(1.) 1st defendant is the appellant. The suit property was mortgaged by one Cherukara tarwad in favour of the 1st defendant as per Ext. B dated 18-11-1096. The mortgage deed comprised of 4 items of property and separate amounts were advanced on security of each of these items. Item 4 of the mortgage-holding has been assigned to a stranger by the mortgagee. One half of item 1 and item 3 were assigned by the 1st defendant in favour of his brother who is impleaded in this case as the 2nd defendant by Ext. 1 partition deed between them. One half of item 1 and item 2 were retained by the 1st defendant and this suit is for redemption of Ext. B mortgage so far as the properties retained by the 1st defendant are concerned. The plaintiff claims his title to redeem as per Ext. A sale deed which he has obtained from the mortgagor tarwad. The suit has been decreed concurrently by the courts below and in this Second Appeal four questions are raised namely:
(2.) The deed of partition Ext. I was read in extenso at the Bar. Item I is 345 cents in extent. Of this, 172 1/2 cents have been assigned to the 2nd defendant as per Ext. I. In describing the portion retained by the 1st defendant, it has been stated that such portion is 172 1/2 cents in extent with 5 cents at its north which is in the form of a chira.

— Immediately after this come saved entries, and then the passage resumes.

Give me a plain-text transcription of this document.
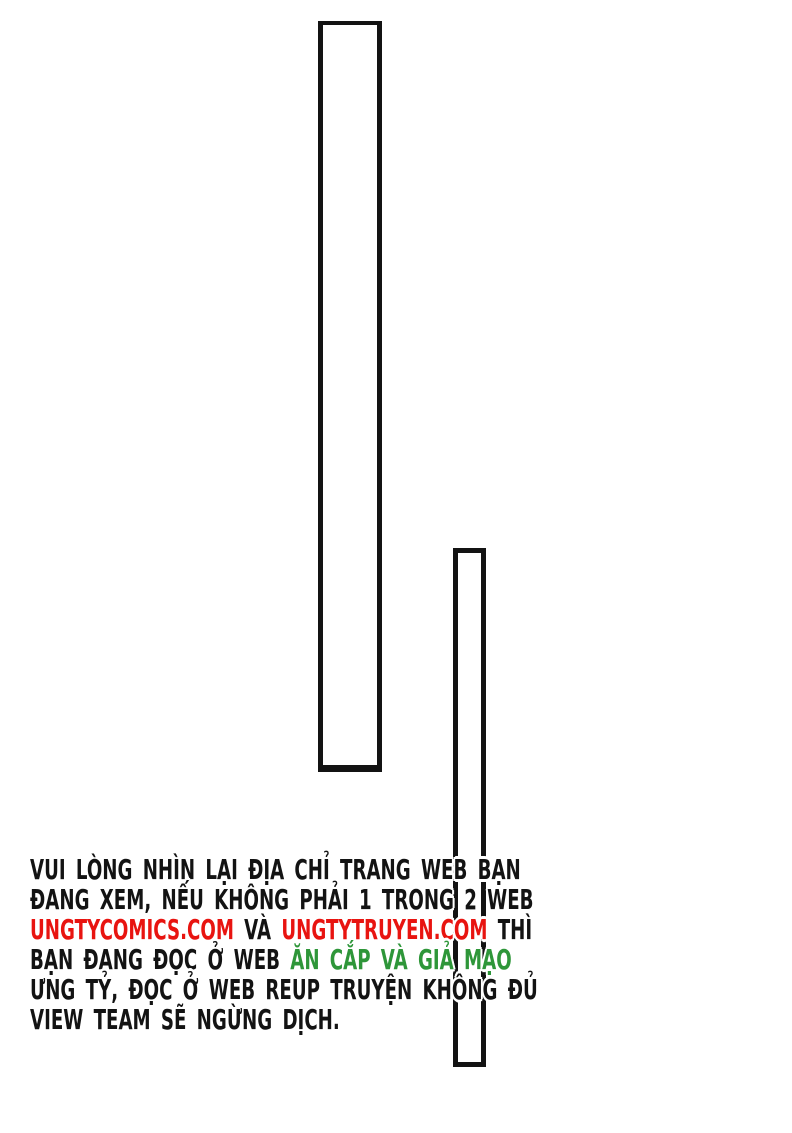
VUI LÒNG NHÌN LẠI ĐỊA CHỈ TRANG WEB BẠN

ĐANG XEM, NẾU KHÔNG PHẢI 1 TRONG 2 WEB

UNGTYCOMICS.COM VÀ UNGTYTRUYEN.COM THÌ

BẠN ĐANG ĐỌC Ở WEB ĂN CẮP VÀ GIẢ MẠO

ƯNG TỶ, ĐỌC Ở WEB REUP TRUYỆN KHÔNG ĐỦ

VIEW TEAM SẼ NGỪNG DỊCH.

The contention of the learned counsel for the appellant is that this five cents must be construed as in excess of 172 1/2 cents otherwise stated in the allotment. It is not contended that the description of the area of the entire item as 345 cents is incorrect. If so, after having allotted 172 1/2 cents to the 2nd defendant, there can only be another 172 1/2 cents that can be retained by the 1st defendant. 1 agree with the concurrent findings of the courts below that the chira of 5 cents mentioned in the portion retained by the 1st defendant is part of the 172 1/2 cents retained by him at the south of item 1 of the mortgage holding and therefore the apportionment of the mortgage amount made by the courts below is also correct.

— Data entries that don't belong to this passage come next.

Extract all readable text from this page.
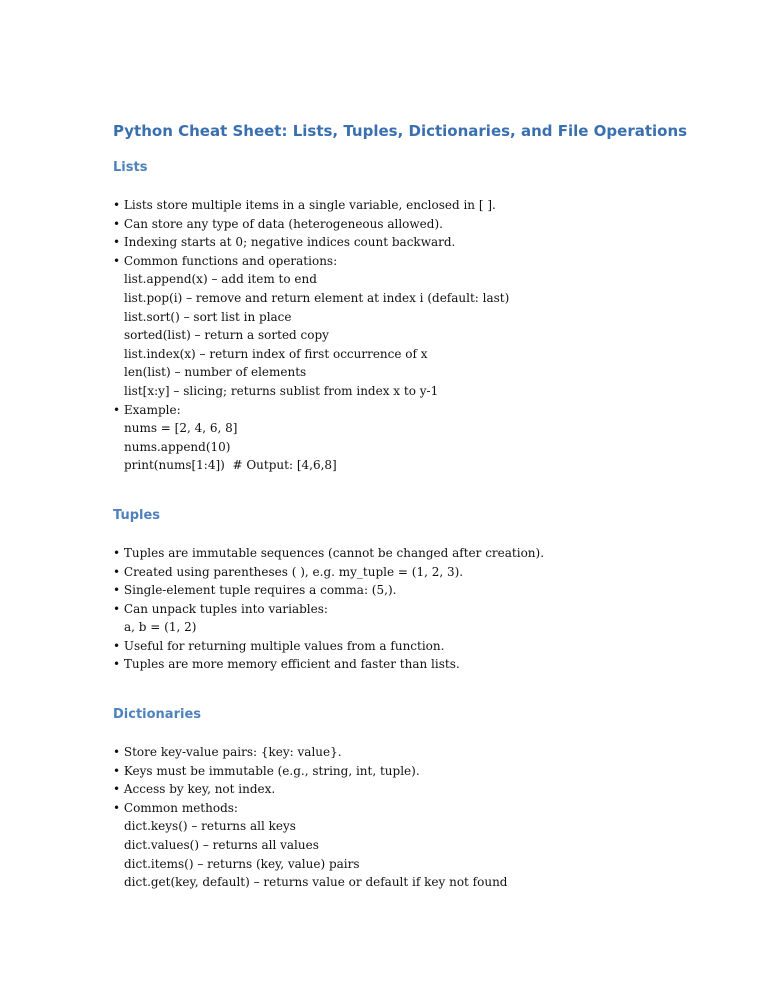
Python Cheat Sheet: Lists, Tuples, Dictionaries, and File Operations
Lists

• Lists store multiple items in a single variable, enclosed in [ ].

• Can store any type of data (heterogeneous allowed).

• Indexing starts at 0; negative indices count backward.

• Common functions and operations:

list.append(x) – add item to end

list.pop(i) – remove and return element at index i (default: last)

list.sort() – sort list in place

sorted(list) – return a sorted copy

list.index(x) – return index of first occurrence of x

len(list) – number of elements

list[x:y] – slicing; returns sublist from index x to y-1

• Example:

nums = [2, 4, 6, 8]

nums.append(10)

print(nums[1:4])  # Output: [4,6,8]

Tuples

• Tuples are immutable sequences (cannot be changed after creation).

• Created using parentheses ( ), e.g. my_tuple = (1, 2, 3).

• Single-element tuple requires a comma: (5,).

• Can unpack tuples into variables:

a, b = (1, 2)

• Useful for returning multiple values from a function.

• Tuples are more memory efficient and faster than lists.

Dictionaries

• Store key-value pairs: {key: value}.

• Keys must be immutable (e.g., string, int, tuple).

• Access by key, not index.

• Common methods:

dict.keys() – returns all keys

dict.values() – returns all values

dict.items() – returns (key, value) pairs

dict.get(key, default) – returns value or default if key not found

(3.) This suit was instituted on 25-10-1121. There was no contention taken at any time by the 1st defendant that the original mortgagors, in Whom the right to the trees mentioned in Ext. A have been retained, also should be made parties to the suit because the equity of redemption with regard to those trees can only be represented by them. A contention of non joinder of partis, under O.1, R.9, C.P.C ought to be taken before the settlement of issues in the case. Such a contention has not been taken in proper time. It cannot now be entertained as a fresh plea in the Second Appeal. This contention has not been taken even in the memorandum of appeal here but is sought to be advanced by a separate application to amend the memorandum and I have dismissed that to-day by a separate order.